Despite educational efforts against sun exposure, the incidence of melanoma, the most aggressive form of skin cancer, is increasing. The yearly worldwide incidence of melanoma was estimated at 211 000 cases with 65 000 deaths. In 2017, the incidence is close to 350,000 cases. In the U.K., every two minutes, a citizen is being diagnosed with cancer.
Therefore, there is an urgent need to develop new and affordable therapies. Although early stage melanomas are efficiently treated by surgery; treatments for late stages or recurrent disease show limited efficiency and very often require very expensive targeted therapy. Moreover, metastatic melanoma is usually resistant to standard chemotherapies. The recent discovery that 50% of melanoma carry a BRAF mutation, usually in position V600E located in the kinase domain, has led to the development of BRAF tyrosine kinase inhibitors such as vemurafenib and dabrafenib. Another therapeutic approach involves immune system modulation by monoclonal antibodies such as ipilimumab, which offers about 15% long-term remission.
Vemurafenib only effects melanoma cells displaying the V600E BRAF mutation and, moreover, promotes the growth of cells lacking BRAF mutations. Only half of melanoma patients are candidates for this targeted agent, which offers a median progression-free survival of about 8 months. Although vemurafenib elicits a clinical response in 50 - 70% of patients, it causes significant side effects, including arthralgia, photosensitivity, skin rash, and promotes the transformation of actinic keratosis into skin cancers. Long-term survival remains elusive for most patients.

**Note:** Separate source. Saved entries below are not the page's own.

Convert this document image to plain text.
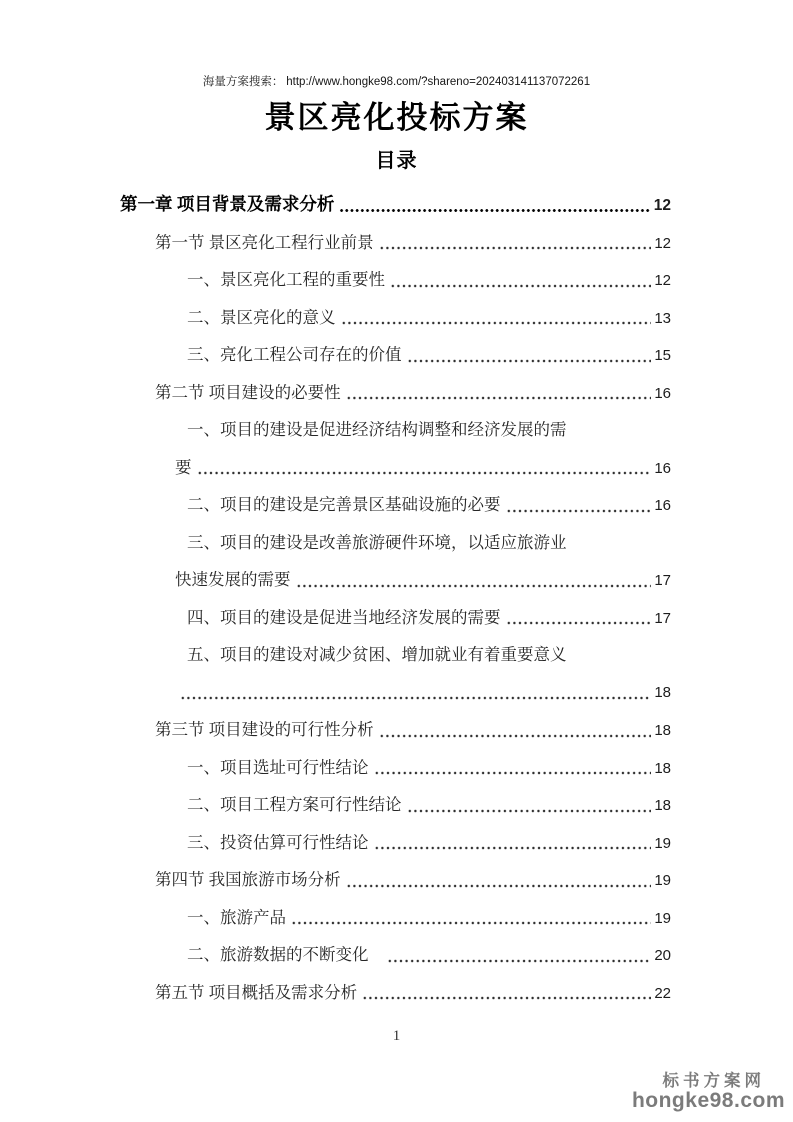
海量方案搜索： http://www.hongke98.com/?shareno=202403141137072261
景区亮化投标方案
目录
第一章 项目背景及需求分析	12
第一节 景区亮化工程行业前景	12
一、景区亮化工程的重要性	12
二、景区亮化的意义	13
三、亮化工程公司存在的价值	15
第二节 项目建设的必要性	16
一、项目的建设是促进经济结构调整和经济发展的需
要	16
二、项目的建设是完善景区基础设施的必要	16
三、项目的建设是改善旅游硬件环境，以适应旅游业
快速发展的需要	17
四、项目的建设是促进当地经济发展的需要	17
五、项目的建设对减少贫困、增加就业有着重要意义
18
第三节 项目建设的可行性分析	18
一、项目选址可行性结论	18
二、项目工程方案可行性结论	18
三、投资估算可行性结论	19
第四节 我国旅游市场分析	19
一、旅游产品	19
二、旅游数据的不断变化	20
第五节 项目概括及需求分析	22
1
标书方案网
hongke98.com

Because very few patients with metastatic cancers can be cured, the scientific community must develop more efficient anticancer therapies. Herein, we propose, in collaboration with Prof. Claire Verschraegen from Ohio State University and Dr. Jon Ramsey from the University of Vermont Cancer Center, one strategy in which small molecule inhibitors are modified to increase their specificity and decrease toxicity.
“Novel Organometallic Chloroquine Derivative Inhibits Tumor Growth” Hall E.A, Ramsey J.E., Peng Z., Hayrapetyan D., Shkepu V., O’Rourke B., Geiger W.,Lam K., Verschraegen C.F., J. Cell. Biochem., 2018, DOI: 10.1002/jcb.26787.